The trade in enslaved Africans was often combined with the trade in ivory and gold. Besides human trafficking the crew of the Unity occupied themselves also with the trade in ivory and gold. Yet ivory and gold were not as important as the trade in human beings. At the end of the Unity’s stay at the coast of West Africa the balance could be made. More than 90% of the trade consisted of human beings.
Trade in human beings
The directors of the MCC had given the captain of the Unity a clear assignment: buy as many Africans as possible at the lowest possible price.
In the instructions of the directors captain Menkenveld could read that he had to trade at the Windward Coast as much as possible.
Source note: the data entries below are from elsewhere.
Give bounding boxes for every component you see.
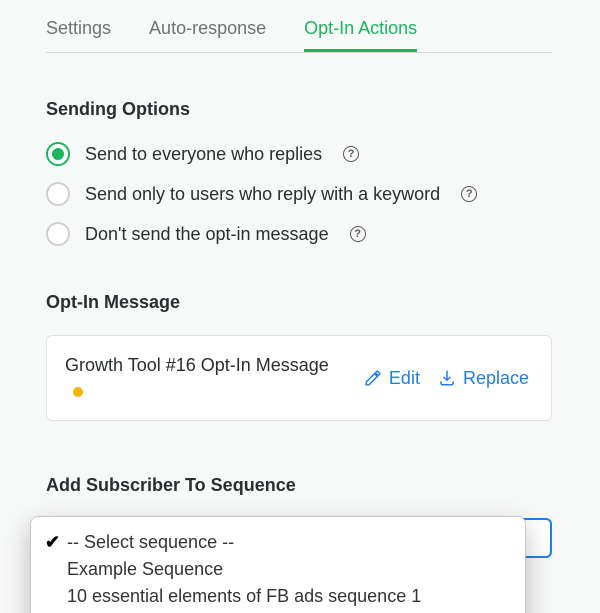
help-icon[interactable]: ? <box>350 226 366 242</box>
dropdown-item-label: Example Sequence <box>67 559 223 580</box>
tab-auto-response[interactable]: Auto-response <box>149 18 266 52</box>
pencil-icon <box>364 369 382 387</box>
sequence-dropdown: ✔ -- Select sequence -- Example Sequence… <box>30 516 526 613</box>
sending-option-2[interactable]: Don't send the opt-in message ? <box>46 222 552 246</box>
tab-opt-in-actions[interactable]: Opt-In Actions <box>304 18 417 52</box>
sending-option-1[interactable]: Send only to users who reply with a keyw… <box>46 182 552 206</box>
check-icon: ✔ <box>45 532 67 553</box>
sequence-select-wrap: ✔ -- Select sequence -- Example Sequence… <box>46 518 552 558</box>
radio-input[interactable] <box>46 142 70 166</box>
help-icon[interactable]: ? <box>461 186 477 202</box>
opt-in-message-name: Growth Tool #16 Opt-In Message <box>65 352 346 404</box>
dropdown-item-label: -- Select sequence -- <box>67 532 234 553</box>
radio-label: Send only to users who reply with a keyw… <box>85 184 440 205</box>
status-dot-icon <box>73 387 83 397</box>
opt-in-message-name-text: Growth Tool #16 Opt-In Message <box>65 355 329 375</box>
help-icon[interactable]: ? <box>343 146 359 162</box>
replace-button[interactable]: Replace <box>438 368 529 389</box>
radio-input[interactable] <box>46 182 70 206</box>
dropdown-item-label: 10 essential elements of FB ads sequence… <box>67 586 421 607</box>
radio-label: Send to everyone who replies <box>85 144 322 165</box>
dropdown-item-0[interactable]: ✔ -- Select sequence -- <box>31 529 525 556</box>
dropdown-item-1[interactable]: Example Sequence <box>31 556 525 583</box>
edit-button[interactable]: Edit <box>364 368 420 389</box>
add-subscriber-title: Add Subscriber To Sequence <box>46 475 552 496</box>
radio-input[interactable] <box>46 222 70 246</box>
opt-in-message-card: Growth Tool #16 Opt-In Message Edit Repl… <box>46 335 552 421</box>
replace-label: Replace <box>463 368 529 389</box>
tab-settings[interactable]: Settings <box>46 18 111 52</box>
sending-options-title: Sending Options <box>46 99 552 120</box>
download-icon <box>438 369 456 387</box>
opt-in-message-title: Opt-In Message <box>46 292 552 313</box>
tabs-bar: Settings Auto-response Opt-In Actions <box>46 0 552 53</box>
radio-label: Don't send the opt-in message <box>85 224 329 245</box>
edit-label: Edit <box>389 368 420 389</box>
dropdown-item-2[interactable]: 10 essential elements of FB ads sequence… <box>31 583 525 610</box>
sending-option-0[interactable]: Send to everyone who replies ? <box>46 142 552 166</box>
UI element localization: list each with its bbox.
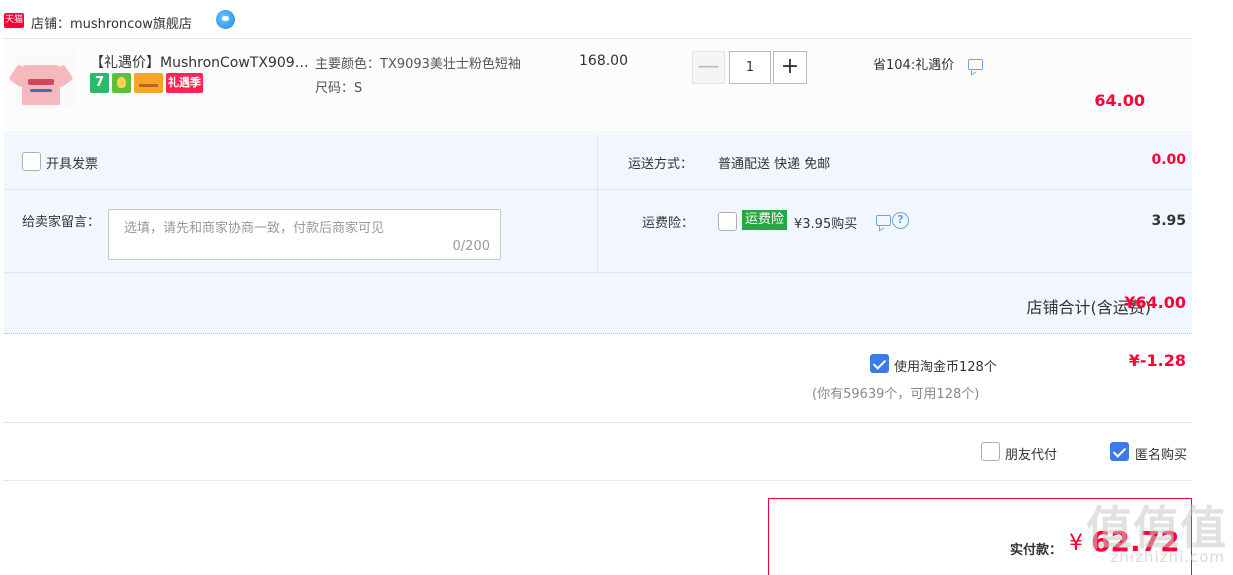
shipping-label: 运送方式： bbox=[628, 157, 694, 172]
coin-balance-note: (你有59639个，可用128个) bbox=[812, 387, 980, 402]
insurance-label: 运费险： bbox=[642, 216, 695, 231]
discount-text: 省104:礼遇价 bbox=[873, 58, 955, 73]
invoice-label[interactable]: 开具发票 bbox=[46, 153, 98, 172]
item-total-price: 64.00 bbox=[1094, 91, 1145, 110]
payment-label: 实付款： bbox=[1010, 543, 1063, 558]
comment-icon[interactable] bbox=[968, 59, 983, 70]
divider bbox=[4, 272, 1192, 273]
product-title-link[interactable]: 【礼遇价】MushronCowTX9093美壮士粉色短袖 bbox=[90, 52, 310, 72]
insurance-badge: 运费险 bbox=[742, 210, 788, 230]
quantity-increase-button[interactable]: + bbox=[773, 51, 807, 84]
char-count: 0/200 bbox=[452, 239, 490, 254]
shop-subtotal-value: ¥64.00 bbox=[1124, 293, 1186, 312]
shop-name-link[interactable]: 店铺：mushroncow旗舰店 bbox=[31, 13, 192, 32]
credit-card-icon bbox=[134, 73, 163, 93]
insurance-price: ¥3.95购买 bbox=[794, 217, 858, 232]
friend-pay-checkbox[interactable] bbox=[981, 442, 1000, 461]
seller-message-placeholder: 选填，请先和商家协商一致，付款后商家可见 bbox=[124, 221, 385, 236]
product-thumbnail[interactable] bbox=[8, 49, 76, 109]
insurance-fee: 3.95 bbox=[1151, 213, 1186, 229]
invoice-checkbox[interactable] bbox=[22, 152, 41, 171]
currency-symbol: ¥ bbox=[1069, 531, 1083, 556]
divider bbox=[597, 134, 598, 272]
sku-color: 主要颜色：TX9093美壮士粉色短袖 bbox=[315, 57, 521, 72]
unit-price: 168.00 bbox=[579, 53, 628, 69]
sku-info: 主要颜色：TX9093美壮士粉色短袖 尺码：S bbox=[315, 53, 555, 101]
divider bbox=[4, 422, 1192, 423]
help-icon[interactable]: ? bbox=[892, 212, 909, 229]
divider bbox=[4, 480, 1192, 481]
shop-header: 天猫 店铺：mushroncow旗舰店 bbox=[0, 6, 1192, 34]
tshirt-wave bbox=[30, 89, 52, 92]
tshirt-print bbox=[28, 79, 54, 85]
medal-icon bbox=[112, 73, 131, 93]
wangwang-chat-icon[interactable] bbox=[216, 10, 235, 29]
order-item-row: 【礼遇价】MushronCowTX9093美壮士粉色短袖 7 礼遇季 主要颜色：… bbox=[4, 38, 1192, 133]
coin-discount: ¥-1.28 bbox=[1128, 351, 1186, 370]
quantity-input[interactable]: 1 bbox=[729, 51, 771, 84]
insurance-checkbox[interactable] bbox=[718, 212, 737, 231]
anonymous-checkbox[interactable] bbox=[1110, 442, 1129, 461]
seller-message-input[interactable]: 选填，请先和商家协商一致，付款后商家可见 0/200 bbox=[108, 209, 501, 260]
shipping-fee: 0.00 bbox=[1151, 152, 1186, 168]
sku-size: 尺码：S bbox=[315, 81, 363, 96]
shipping-method: 普通配送 快递 免邮 bbox=[718, 157, 831, 172]
use-coins-label[interactable]: 使用淘金币128个 bbox=[894, 356, 997, 375]
divider bbox=[4, 189, 1192, 190]
tmall-icon: 天猫 bbox=[4, 13, 24, 28]
seller-message-label: 给卖家留言： bbox=[22, 215, 101, 230]
tshirt-body bbox=[22, 65, 60, 105]
anonymous-label[interactable]: 匿名购买 bbox=[1135, 444, 1187, 463]
gift-season-badge: 礼遇季 bbox=[166, 73, 203, 93]
comment-icon[interactable] bbox=[876, 215, 891, 226]
watermark-url: zhizhizhi.com bbox=[1110, 548, 1225, 566]
friend-pay-label[interactable]: 朋友代付 bbox=[1005, 444, 1057, 463]
seven-day-return-icon: 7 bbox=[90, 73, 109, 93]
use-coins-checkbox[interactable] bbox=[870, 354, 889, 373]
quantity-decrease-button[interactable]: — bbox=[692, 51, 725, 84]
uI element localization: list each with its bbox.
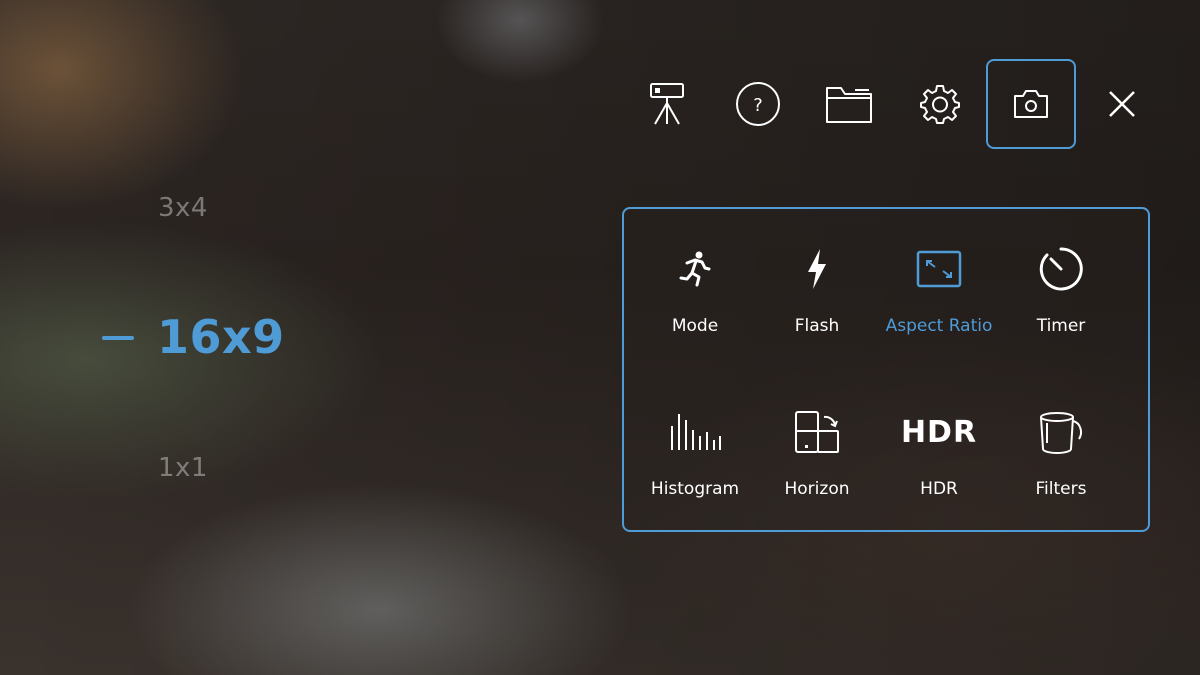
tile-filters-label: Filters (1035, 479, 1087, 499)
aspect-ratio-icon (916, 250, 962, 288)
help-button[interactable]: ? (713, 59, 803, 149)
tile-histogram[interactable]: Histogram (634, 402, 756, 499)
histogram-icon (671, 414, 721, 450)
timer-icon (1039, 247, 1083, 291)
running-person-icon (679, 251, 711, 287)
horizon-icon (795, 411, 839, 453)
lightning-icon (808, 249, 826, 289)
tile-mode-label: Mode (671, 316, 719, 336)
tile-filters[interactable]: Filters (1000, 402, 1122, 499)
tile-aspect-ratio[interactable]: Aspect Ratio (878, 239, 1000, 336)
tile-horizon-label: Horizon (784, 479, 850, 499)
paint-bucket-icon (1040, 412, 1082, 454)
tile-horizon[interactable]: Horizon (756, 402, 878, 499)
tile-histogram-label: Histogram (650, 479, 740, 499)
ratio-option-16x9-selected[interactable]: 16x9 (157, 310, 285, 364)
tile-timer-label: Timer (1036, 316, 1086, 336)
tile-flash[interactable]: Flash (756, 239, 878, 336)
ratio-option-1x1[interactable]: 1x1 (158, 453, 208, 483)
folder-icon (826, 87, 872, 123)
camera-settings-panel: Mode Flash Aspect Ratio Timer Histogram … (622, 207, 1150, 532)
tile-flash-label: Flash (794, 316, 840, 336)
tile-timer[interactable]: Timer (1000, 239, 1122, 336)
close-button[interactable] (1077, 59, 1167, 149)
tile-aspect-ratio-label: Aspect Ratio (885, 316, 993, 336)
svg-text:?: ? (753, 95, 763, 116)
folder-button[interactable] (804, 59, 894, 149)
ratio-selection-indicator (102, 336, 134, 340)
tripod-icon (650, 83, 684, 125)
camera-settings-button[interactable] (986, 59, 1076, 149)
gear-icon (920, 85, 960, 124)
tile-mode[interactable]: Mode (634, 239, 756, 336)
camera-icon (1014, 90, 1048, 118)
settings-button[interactable] (895, 59, 985, 149)
close-icon (1109, 91, 1135, 117)
ratio-option-3x4[interactable]: 3x4 (158, 193, 208, 223)
tripod-button[interactable] (622, 59, 712, 149)
tile-hdr-label: HDR (920, 479, 958, 499)
help-icon: ? (736, 82, 780, 126)
tile-hdr[interactable]: HDR HDR (878, 402, 1000, 500)
hdr-icon: HDR (900, 414, 978, 450)
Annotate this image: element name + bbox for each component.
He should then try his luck in an adjacent area: the Ivory Coast. After which he was allowed to sail till Cape Three Points at the Gold Coast and as much farther as needed. Indeed, the Unity would sail down the coast a little further, until Elmina. There the last enslaved Africans were purchased.
The captain and his first mate recorded the trading results in the trade book. Based on these date it becomes clear why the captain had to trade at the Windward Coast as long as possible.
The above infographic shows that the majority of the enslaved Africans were bought during the second part of the voyage along the coast of Africa. In Grand-Lahou, Côte d’Ivoire, a record number of human beings where bought in just two weeks time: 172 men, women, boys and girls.